I’ve always been a data person; one of my first jobs in IT was working for a forestry agent doing data entry; my job was to take the handwritten note cards from the tree counter, translate their coding system into digits, and enter it into an old Macintosh computer (this was the late 80’s, and Macs were super sophisticated at the time).  These numbers were important; they represented an estimate of how much timber (and what kind) was on a property, so that the value of that property could be accurately assessed.  It had nothing to do with SQL; wasn’t really even any sort of programming.  Just look at a card, mentally transform the code into a number and tree type, and punch it in.

Later, in college, I got involved in doing social science research; this eventually led to a position as in public health & communication research.  Still digging on numbers; I was using SPSS at the time.  I went to bed at night dreaming of statistical relationships and discovering new stuff.  When our department encountered resistance from the IT department for managing one our studies, I started hacking into Microsoft Access to build a contact management platform.  This was a transition point for me; I went from entering numbers to evaluating numbers to finally programming.  However, it was always data.

I made a career change and dove into true IT work shortly after that; my job title said “Access Report Developer”, but I became the DBA (because there wasn’t one).  I loved SQL 2000, but when the IT department at that company shrank, I became not only a programmer, a report developer, and the DBA, but also the guy that fixed printers.  When I had an opportunity to jump ship to another company to become strictly a DBA, I took it.

I’ve been here for 9 years, now.  In that 9 years, I’ve been the DBA, a database developer, a data architect, and now a manager.  Although I’ve primarily worked with SQL Server, I’ve dabbled in mySQL, XML and Visual Basic.  I’ve looked at backup jobs and maintenance plans, DTS and SSIS (and other solutions); my T-SQL is strong.  I used to think I was a specialist in database development, but I’ve come to realize that there’s people that are a lot more specialized than me.  I’ve also come to realize that data without context is meaningless.

I guess I’m growing up a little; when I was kid counting trees, I didn’t really care about how efficient the system was.  I was just earning spending money at a job that was better than mowing the lawn.   When I was doing research, I realized how important my work was, but even then there was little that I could do to change long-term outcomes; I was just an analyst.  In IT, I could finally get to a point where I could take the numbers that I saw and do something about it.  I’m just not collecting data for a reason; I’m using that data to help make decisions that make my company more profitable (which ultimately leads to more money in my pocket).
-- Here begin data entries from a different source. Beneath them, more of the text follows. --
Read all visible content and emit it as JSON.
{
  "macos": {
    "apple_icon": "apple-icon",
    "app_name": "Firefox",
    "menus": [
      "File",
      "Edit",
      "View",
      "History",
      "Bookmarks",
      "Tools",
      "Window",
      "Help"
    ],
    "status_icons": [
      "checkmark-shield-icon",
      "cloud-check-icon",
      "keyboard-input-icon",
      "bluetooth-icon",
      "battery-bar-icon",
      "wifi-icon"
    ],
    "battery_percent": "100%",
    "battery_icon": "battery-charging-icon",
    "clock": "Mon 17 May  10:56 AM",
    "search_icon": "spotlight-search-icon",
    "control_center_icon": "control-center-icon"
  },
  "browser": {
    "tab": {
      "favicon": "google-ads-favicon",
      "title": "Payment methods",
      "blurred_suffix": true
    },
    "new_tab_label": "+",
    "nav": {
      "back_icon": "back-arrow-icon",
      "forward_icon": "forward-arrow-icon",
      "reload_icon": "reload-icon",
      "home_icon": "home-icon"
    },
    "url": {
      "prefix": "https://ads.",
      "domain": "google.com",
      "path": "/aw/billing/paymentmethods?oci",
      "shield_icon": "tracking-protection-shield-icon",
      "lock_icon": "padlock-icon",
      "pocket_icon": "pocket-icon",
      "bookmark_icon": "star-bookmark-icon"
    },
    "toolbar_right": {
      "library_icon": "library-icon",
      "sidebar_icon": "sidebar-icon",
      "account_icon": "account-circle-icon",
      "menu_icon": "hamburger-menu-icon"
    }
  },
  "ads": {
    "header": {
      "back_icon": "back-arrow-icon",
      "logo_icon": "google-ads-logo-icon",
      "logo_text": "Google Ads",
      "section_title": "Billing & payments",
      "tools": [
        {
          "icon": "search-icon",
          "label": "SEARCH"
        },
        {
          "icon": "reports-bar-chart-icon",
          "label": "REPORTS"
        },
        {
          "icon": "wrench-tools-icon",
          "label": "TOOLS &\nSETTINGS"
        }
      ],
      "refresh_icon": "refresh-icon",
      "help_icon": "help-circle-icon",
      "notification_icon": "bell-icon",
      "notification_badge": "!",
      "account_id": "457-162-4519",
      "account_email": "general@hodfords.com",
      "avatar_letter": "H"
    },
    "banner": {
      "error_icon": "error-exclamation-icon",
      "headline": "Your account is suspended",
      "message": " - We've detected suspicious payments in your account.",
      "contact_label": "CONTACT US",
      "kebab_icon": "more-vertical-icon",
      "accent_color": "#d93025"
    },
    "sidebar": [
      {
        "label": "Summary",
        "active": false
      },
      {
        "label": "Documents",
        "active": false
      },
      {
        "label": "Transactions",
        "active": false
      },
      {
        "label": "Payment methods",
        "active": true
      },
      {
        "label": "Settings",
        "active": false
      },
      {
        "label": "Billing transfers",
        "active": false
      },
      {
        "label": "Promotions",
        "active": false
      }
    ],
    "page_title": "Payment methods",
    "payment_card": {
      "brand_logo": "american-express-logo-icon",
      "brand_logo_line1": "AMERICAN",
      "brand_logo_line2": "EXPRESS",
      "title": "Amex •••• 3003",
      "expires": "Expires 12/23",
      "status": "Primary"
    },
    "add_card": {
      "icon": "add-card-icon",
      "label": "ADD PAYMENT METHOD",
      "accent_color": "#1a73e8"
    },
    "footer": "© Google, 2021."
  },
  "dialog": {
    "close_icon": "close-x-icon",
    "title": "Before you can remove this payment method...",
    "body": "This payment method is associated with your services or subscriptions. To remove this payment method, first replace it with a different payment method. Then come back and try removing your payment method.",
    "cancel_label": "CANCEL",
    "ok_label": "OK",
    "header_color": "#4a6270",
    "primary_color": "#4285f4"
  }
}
I collect, I analyze, I interpret, and I react.

So what does this little trip down my history mean in terms of the post topic? For me it means that I’ve got a niche, but it’s a pretty big one.  Most of work is done with a certain tool, but the skills I’ve learned along the way don’t restrict me to that tool.  I’ve worked with people who get the specifics of the platform a lot better than I do, but miss the big picture; I’ve also worked with visionaries who get lost when I discuss normalization and efficiencies.   I’m neither a Jack of All Trades, nor a Master of just One.  I’m just a data guy, and I like it.